Sur le rapport du Premier ministre et du ministre des affaires étrangères,

Vu les articles 52 à 55 de la Constitution ;

Vu la loi no 97-1090 du 27 novembre 1997 autorisant la ratification du protocole établi sur la base de l'article K. 3 du traité sur l'Union européenne concernant l'interprétation, à titre préjudiciel, par la Cour de justice des Communautés européennes de la convention portant création d'un Office européen de police ;

Vu le décret no 53-192 du 14 mars 1953 modifié relatif à la ratification et à la publication des engagements internationaux souscrits par la France ;

Vu le décret no 99-218 du 15 mars 1999 portant publication de la convention sur la base de l'article K. 3 du traité sur l'Union européenne portant création d'un Office européen de police (ensemble une annexe et quatre déclarations), faite à Bruxelles le 26 juillet 1995,

Décrète :

Art. 1er. - Le protocole établi sur la base de l'article K. 3 du traité sur l'Union européenne concernant l'interprétation, à titre préjudiciel, par la Cour de justice des Communautés européennes de la convention portant création d'un Office européen de police, signé à Bruxelles le 24 juillet 1996, sera publié au Journal officiel de la République française.

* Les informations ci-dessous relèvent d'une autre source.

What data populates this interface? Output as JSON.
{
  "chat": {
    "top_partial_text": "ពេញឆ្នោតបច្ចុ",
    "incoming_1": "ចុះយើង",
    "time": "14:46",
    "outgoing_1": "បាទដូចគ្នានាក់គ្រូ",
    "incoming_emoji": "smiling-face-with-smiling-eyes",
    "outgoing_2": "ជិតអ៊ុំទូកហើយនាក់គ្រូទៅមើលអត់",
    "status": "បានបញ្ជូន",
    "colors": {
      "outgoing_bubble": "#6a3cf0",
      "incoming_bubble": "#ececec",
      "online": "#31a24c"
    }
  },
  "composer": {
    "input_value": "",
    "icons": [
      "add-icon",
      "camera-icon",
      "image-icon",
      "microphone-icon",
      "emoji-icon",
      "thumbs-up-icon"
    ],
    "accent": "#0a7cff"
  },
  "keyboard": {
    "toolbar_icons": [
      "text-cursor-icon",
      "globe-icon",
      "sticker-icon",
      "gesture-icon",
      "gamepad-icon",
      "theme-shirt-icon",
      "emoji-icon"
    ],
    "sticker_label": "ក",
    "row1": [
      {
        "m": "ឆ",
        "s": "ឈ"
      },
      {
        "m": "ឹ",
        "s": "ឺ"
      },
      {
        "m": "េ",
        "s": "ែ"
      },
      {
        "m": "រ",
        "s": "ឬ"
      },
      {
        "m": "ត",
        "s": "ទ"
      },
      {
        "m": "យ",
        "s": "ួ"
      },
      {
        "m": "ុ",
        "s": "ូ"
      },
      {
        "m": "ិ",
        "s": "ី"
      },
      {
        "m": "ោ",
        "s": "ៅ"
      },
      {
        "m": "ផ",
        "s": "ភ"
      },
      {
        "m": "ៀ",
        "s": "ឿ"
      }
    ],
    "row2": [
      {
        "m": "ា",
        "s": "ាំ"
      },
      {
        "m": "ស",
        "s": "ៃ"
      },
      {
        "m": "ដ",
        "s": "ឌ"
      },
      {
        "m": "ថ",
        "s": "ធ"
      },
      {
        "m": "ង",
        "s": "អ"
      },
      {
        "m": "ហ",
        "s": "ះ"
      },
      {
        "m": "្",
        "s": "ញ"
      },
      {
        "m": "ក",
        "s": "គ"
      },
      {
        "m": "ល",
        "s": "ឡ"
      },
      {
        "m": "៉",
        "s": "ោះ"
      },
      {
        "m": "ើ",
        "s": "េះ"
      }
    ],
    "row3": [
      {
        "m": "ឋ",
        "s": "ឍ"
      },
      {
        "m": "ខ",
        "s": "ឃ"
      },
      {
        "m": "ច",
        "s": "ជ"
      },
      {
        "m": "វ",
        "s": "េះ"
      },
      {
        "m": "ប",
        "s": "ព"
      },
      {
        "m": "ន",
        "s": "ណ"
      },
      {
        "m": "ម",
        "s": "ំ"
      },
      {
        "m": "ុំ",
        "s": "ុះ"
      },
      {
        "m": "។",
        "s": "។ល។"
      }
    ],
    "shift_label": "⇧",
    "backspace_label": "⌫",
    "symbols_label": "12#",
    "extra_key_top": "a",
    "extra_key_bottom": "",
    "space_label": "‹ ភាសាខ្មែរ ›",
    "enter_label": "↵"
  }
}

Art. 2. - Le Premier ministre et le ministre des affaires étrangères sont chargés, chacun en ce qui le concerne, de l'exécution du présent décret, qui sera publié au Journal officiel de la République française.

(1) Le présent protocole est entré en vigueur le 29 décembre 1998.

P R O T O C O L E

ETABLI SUR LA BASE DE L'ARTICLE K. 3 DU TRAITE SUR L'UNION EUROPEENNE CONCERNANT L'INTERPRETATION, A TITRE PREJUDICIEL, PAR LA COUR DE JUSTICE DES COMMUNAUTES EUROPEENNES DE LA CONVENTION PORTANT CREATION D'UN OFFICE EUROPEEN DE POLICE

Les Hautes Parties contractantes sont convenues des dispositions ci-après, qui sont annexées à la Convention :

Article 1er

La Cour de justice des Communautés européennes est compétente, dans les conditions établies par le présent Protocole, pour statuer à titre préjudiciel sur l'interprétation de la Convention portant création d'un office européen de police, ci-après dénommée « Convention Europol ».

Article 2

  1. Tout Etat membre peut, par une déclaration faite au moment de la signature du présent Protocole ou à tout autre moment postérieurement à ladite signature, accepter la compétence de la Cour de justice des Communautés européennes pour statuer, à titre préjudiciel, sur l'interprétation de la Convention Europol dans les conditions définies au paragraphe 2, soit point a, soit point b.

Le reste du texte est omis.